As a volunteer first responder since 2013, as both an EMT and a firefighter, Johnston said she has an acute sense of community.
That connection is one of the pillars of being a firefighter, members of various departments across the country agreed.
The Tunnel to Towers race “is part of a community tradition,” Westchester firefighter Roberto Gordillo said Sunday.
“Our fire department had a lot of volunteers come and go, and it’s something to continue to keep the fire department engaged with the traditions of the community, with what 9/11 means to a lot of people,” he said.
Johnston’s fellow firefighters connect her to the past and the present, she said.
“Being in the department that I’m in, many of the guys a couple years older than me, they were there that day [in 2001] or they know somebody who lost somebody,” she added. “Especially for me, sharing their experiences of that day all this time later is just a way to remember and keep the memory alive.”
Johnston felt this same sense of community from the crowds.
“There’s a million American flags, there’s FDNY firefighters, there’s military personnel holding silk screens of the 343 firefighters and Port Authority police and NYPD officers who were killed in 9/11,” she said.
Service members, police officers and firemen hold images of the fallen first responders as runners exit the tunnel each year.

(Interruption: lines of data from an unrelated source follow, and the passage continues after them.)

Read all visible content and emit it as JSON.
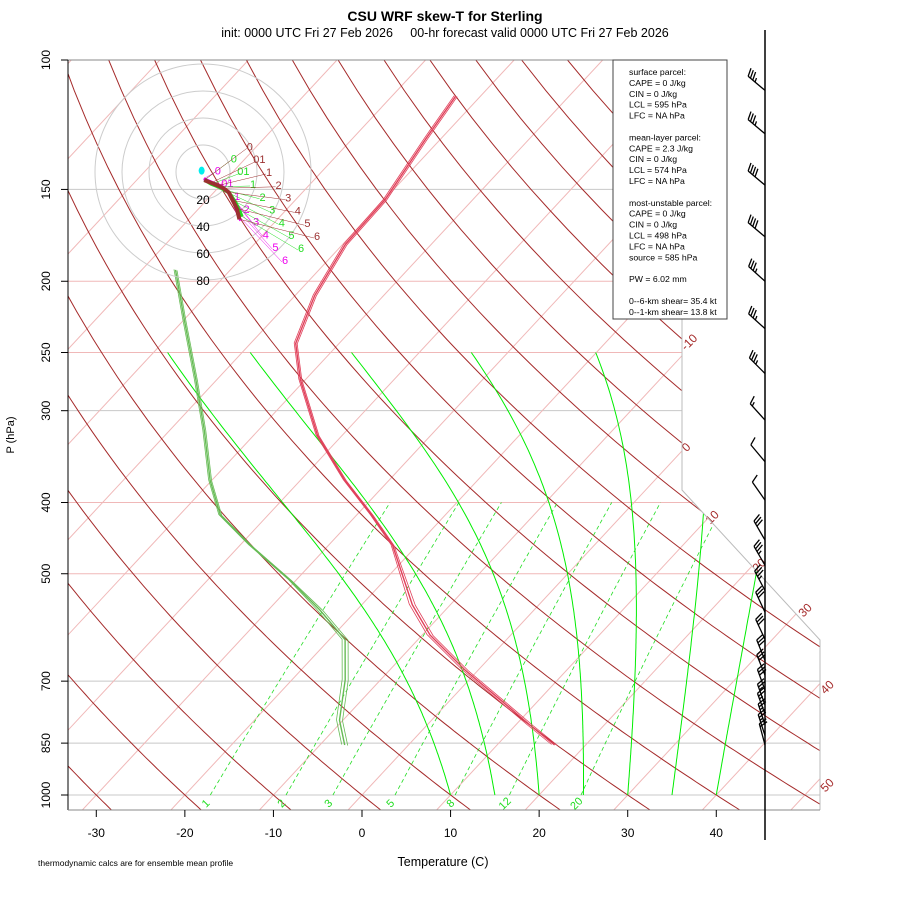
{
  "chart_data": {
    "type": "line",
    "subtype": "skew-T log-P",
    "title": "CSU WRF skew-T for Sterling",
    "subtitle": "init: 0000 UTC Fri 27 Feb 2026     00-hr forecast valid 0000 UTC Fri 27 Feb 2026",
    "xlabel": "Temperature (C)",
    "ylabel": "P (hPa)",
    "footnote": "thermodynamic calcs are for ensemble mean profile",
    "y_scale": "log",
    "ylim": [
      1000,
      100
    ],
    "xlim_at_1000hPa": [
      -33,
      52
    ],
    "x_ticks": [
      "-30",
      "-20",
      "-10",
      "0",
      "10",
      "20",
      "30",
      "40"
    ],
    "x_tick_values": [
      -30,
      -20,
      -10,
      0,
      10,
      20,
      30,
      40
    ],
    "y_ticks": [
      "100",
      "150",
      "200",
      "250",
      "300",
      "400",
      "500",
      "700",
      "850",
      "1000"
    ],
    "y_tick_values": [
      100,
      150,
      200,
      250,
      300,
      400,
      500,
      700,
      850,
      1000
    ],
    "isotherm_labels": [
      "-10",
      "0",
      "10",
      "20",
      "30",
      "40",
      "50"
    ],
    "isotherm_label_values": [
      -10,
      0,
      10,
      20,
      30,
      40,
      50
    ],
    "mixing_ratio_labels": [
      "1",
      "2",
      "3",
      "5",
      "8",
      "12",
      "20"
    ],
    "mixing_ratio_values": [
      1,
      2,
      3,
      5,
      8,
      12,
      20
    ],
    "moist_adiabat_start_temps_1000hPa": [
      10,
      15,
      20,
      25,
      30,
      35,
      40
    ],
    "colors": {
      "temperature": "#e0405a",
      "dewpoint": "#66bb55",
      "dry_adiabat": "#a52a2a",
      "isotherm": "#f0b8b8",
      "moist_adiabat": "#00ee00",
      "mixing_ratio": "#22dd22",
      "isobar": "#c8c8c8",
      "hodo_member_a": "#ee00ee",
      "hodo_member_b": "#22dd22",
      "hodo_mean": "#9b3030",
      "hodo_storm": "#00eeee"
    },
    "series": [
      {
        "name": "temperature",
        "p": [
          112,
          128,
          155,
          178,
          209,
          243,
          272,
          324,
          373,
          416,
          457,
          551,
          606,
          676,
          742,
          803,
          855
        ],
        "t": [
          -62.8,
          -61.7,
          -59.9,
          -59.7,
          -57.8,
          -54.9,
          -50.6,
          -42.8,
          -35.0,
          -28.3,
          -22.8,
          -14.3,
          -9.1,
          -1.5,
          5.6,
          11.6,
          16.5
        ]
      },
      {
        "name": "dewpoint",
        "p": [
          193,
          226,
          272,
          319,
          373,
          416,
          457,
          510,
          560,
          615,
          697,
          791,
          855
        ],
        "t": [
          -76.2,
          -69.9,
          -62.4,
          -56.1,
          -50.2,
          -45.4,
          -38.9,
          -30.7,
          -24.2,
          -18.2,
          -14.0,
          -10.4,
          -7.2
        ]
      }
    ],
    "wind_barbs": {
      "p": [
        110,
        126,
        148,
        174,
        200,
        232,
        267,
        309,
        352,
        397,
        450,
        487,
        527,
        564,
        614,
        656,
        687,
        720,
        754,
        776,
        803,
        830,
        855
      ],
      "dir": [
        310,
        310,
        310,
        310,
        312,
        312,
        315,
        318,
        320,
        325,
        330,
        330,
        332,
        335,
        335,
        338,
        338,
        340,
        340,
        340,
        342,
        342,
        345
      ],
      "spd_kt": [
        35,
        35,
        40,
        40,
        35,
        35,
        35,
        15,
        10,
        10,
        30,
        35,
        35,
        30,
        30,
        30,
        30,
        30,
        25,
        25,
        25,
        25,
        20
      ]
    },
    "hodograph": {
      "ring_labels": [
        "20",
        "40",
        "60",
        "80"
      ],
      "ring_values_kt": [
        20,
        40,
        60,
        80
      ],
      "height_labels": [
        "0",
        "01",
        "1",
        "2",
        "3",
        "4",
        "5",
        "6"
      ],
      "traces": [
        {
          "name": "member-a",
          "u_kt": [
            0.5,
            5,
            10,
            14,
            18,
            22,
            24,
            26,
            28
          ],
          "v_kt": [
            -5,
            -7,
            -9,
            -11,
            -14,
            -20,
            -26,
            -32,
            -36
          ]
        },
        {
          "name": "member-b",
          "u_kt": [
            1,
            6,
            11,
            15,
            20,
            24,
            27,
            29
          ],
          "v_kt": [
            -6,
            -9,
            -11,
            -13,
            -16,
            -22,
            -28,
            -33
          ]
        },
        {
          "name": "mean",
          "u_kt": [
            1,
            6,
            11,
            15,
            19,
            22,
            25,
            27
          ],
          "v_kt": [
            -6,
            -8,
            -10,
            -12,
            -15,
            -21,
            -27,
            -35
          ]
        }
      ],
      "storm_motion_uv_kt": [
        -1,
        1
      ]
    },
    "info_box": [
      "surface parcel:",
      "CAPE = 0 J/kg",
      "CIN = 0 J/kg",
      "LCL = 595 hPa",
      "LFC = NA hPa",
      "",
      "mean-layer parcel:",
      "CAPE = 2.3 J/kg",
      "CIN = 0 J/kg",
      "LCL = 574 hPa",
      "LFC = NA hPa",
      "",
      "most-unstable parcel:",
      "CAPE = 0 J/kg",
      "CIN = 0 J/kg",
      "LCL = 498 hPa",
      "LFC = NA hPa",
      "source = 585 hPa",
      "",
      "PW =  6.02 mm",
      "",
      "0--6-km shear= 35.4 kt",
      "0--1-km shear= 13.8 kt"
    ]
  }
}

The memorial banners stretch across the final mile of the race.
“It’s absolutely electric, all the encouragement and community, whether you’re in your gear or not,” Johnston said.
Sanz agreed: “To think of how this city came together to help each other … What is heart-wrenching is to see people from other parts of the country come here to mourn with us, just to remember.”
That resiliency matters, he said.
“9/11 brought us together like nothing I’ve ever seen. They broke us for a day,” he said. “That was it.”